Nigeria’s most capitalised company on the stock exchange, Dangote Cement recorded a sale of about 550 million shares at a price of N227.5. The trade was consummated in a one-off deal likely sold to a single strategic investor.
Reports from Reuters suggest the trade was between negotiated in a deal between seller Meristem Stockbrokers Ltd and buyer CSL Stockbrokers Ltd. Dangote Cement’s shares price closed 4% down to N230 at the close of trading Monday.
This trade becomes the third sale since August 2017 in what investors see as a gradual bid to meet the exchange’s free float requirement. The company currently has less than 10% of its shares as free float instead of the regulatory required 20%.
The company sold 128.5 million shares at N210 in November and last August sold a 2.3% stake to foreign investors for a purchase consideration of about N86 billion. DIL had in 2013 sold a 1.5% stake in Dangote Cement to South Africa’s Public Investment Corporation (PIC) for $289.3 million and a 1.4% stake in Sovereign Fund Investment Corporation of Dubai in 2014 for $300 million.
The Nigerian Stock Exchange, last July approved a block divestment of about 852,025,370 ordinary shares of 50k each representing 5% Equity Interest in Dangote Cement Plc. This latest trade appears to be the final trade for the block sale.
Africa’s richest black man, Aliko Dangote, indirectly owned about 90% of the 17 billion ordinary shares of the company, via its holding company, Dangote Group Plc.
The Nigerian stock exchange rules requires that companies on the Main Board comply to a free float of 20% of market capitalisation while companies on the Premium Board is 20% of market capitalisation or above N40 billion on the date The Exchange receives the Issuer’s application to list.

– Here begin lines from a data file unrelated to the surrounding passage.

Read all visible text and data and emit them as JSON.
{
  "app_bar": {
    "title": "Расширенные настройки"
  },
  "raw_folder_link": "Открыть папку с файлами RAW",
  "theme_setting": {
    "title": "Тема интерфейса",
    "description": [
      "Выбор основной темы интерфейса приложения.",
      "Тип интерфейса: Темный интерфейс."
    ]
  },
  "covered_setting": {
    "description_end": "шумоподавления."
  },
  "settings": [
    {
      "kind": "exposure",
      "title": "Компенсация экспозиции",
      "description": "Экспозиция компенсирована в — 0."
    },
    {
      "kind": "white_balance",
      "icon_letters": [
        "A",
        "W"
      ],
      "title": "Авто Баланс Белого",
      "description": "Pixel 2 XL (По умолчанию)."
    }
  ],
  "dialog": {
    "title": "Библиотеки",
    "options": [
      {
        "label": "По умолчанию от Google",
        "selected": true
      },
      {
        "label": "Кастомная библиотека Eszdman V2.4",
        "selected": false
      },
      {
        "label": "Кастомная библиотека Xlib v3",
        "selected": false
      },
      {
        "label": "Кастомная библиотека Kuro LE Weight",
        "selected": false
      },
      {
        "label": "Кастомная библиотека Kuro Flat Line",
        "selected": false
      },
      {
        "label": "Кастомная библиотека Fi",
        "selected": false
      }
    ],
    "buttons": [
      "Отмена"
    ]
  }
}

However, waivers are granted if The Exchange believes that the market can operate properly with the existing level of free float and available securities, and
if it receives an undertaking from a majority holder of shares in the company holding a number of securities equivalent to at least 5% of the issued shares, to make available to the investing public a specific number of securities, required to restore the Issuer to the required free float level within a period not exceeding three (3) years.